If her predominant sin is control, you will want to confront her privately by encouraging her to surrender her control over to God. Help her learn how to repent of her anger and control and experience the healing power of the gospel of God’s grace in Christ. Read passages like 1 John 1:9 with her. Help her establish some boundaries so she does not feed her flesh or tempt herself into sinning in anger (Romans 13:14). Perhaps make a covenant with her committing her to call you whenever she feels hurt because Joe didn’t listen to her like she hoped he would. This may give you an opportunity to help her renew her mind (Romans 12:2) in real time by helping her learn how to take her thoughts captive for Christ (2 Corinthians 10:5). Maybe you can help Sally get more involved with you and some of the other ladies in your group so that she doesn’t put her whole focus on Joe. She needs to spend time with other Christian women and not just Joe, especially if those relationships are focused on helping one another accept the gospel of our acceptance in Christ. These relationships focused on developing biblical thinking will help her put on the “whole armor of God” so that when she is tempted to fear Joe’s view of her or get angry at him, she will be able to stand firm (Ephesians 6:13).
If you have others in your LIFE Group who struggle with other core heart issues like foolishness/lust or doubt/despair, the CPR Tool lists helpful steps to know how to patiently confront these sins as well.

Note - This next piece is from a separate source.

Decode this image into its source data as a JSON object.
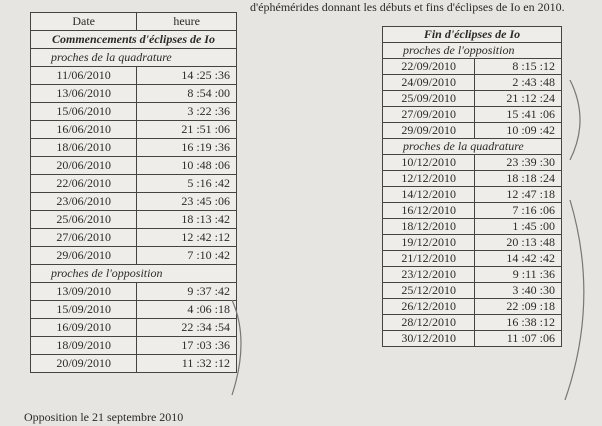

As a LIFE Group leader, you are called to shepherd your people. If you are faithful to Connect deeply with your people, Assess their heart issues, and Respond to their sin struggles with the grace and truth of Jesus Christ found in His Word, God will be faithful to transform hearts and produce good fruit in your group. Angry people will grow more surrendered to Christ. Foolish people will grow more satisfied in Christ. Despairing people will grow more hopeful in Christ. Fearful people will grow more trusting of Christ. And God will be faithful to reward you for your labor of love: “Shepherd the flock of God that is among you…and when the chief Shepherd appears, you will receive the unfading crown of glory” (1 Peter 5:2, 4).
Begin using the CPR Tool (along with the previous GPS, Covenant, and Heart Tree tools) over the next 6 weeks to develop this skill of responding with grace and truth. Eventually, you will have the skill to know how to properly Encourage someone by discerning the severity of their struggle and what level of resources you should direct them to within the church, but this will come in a later learning assignment starting May 11th.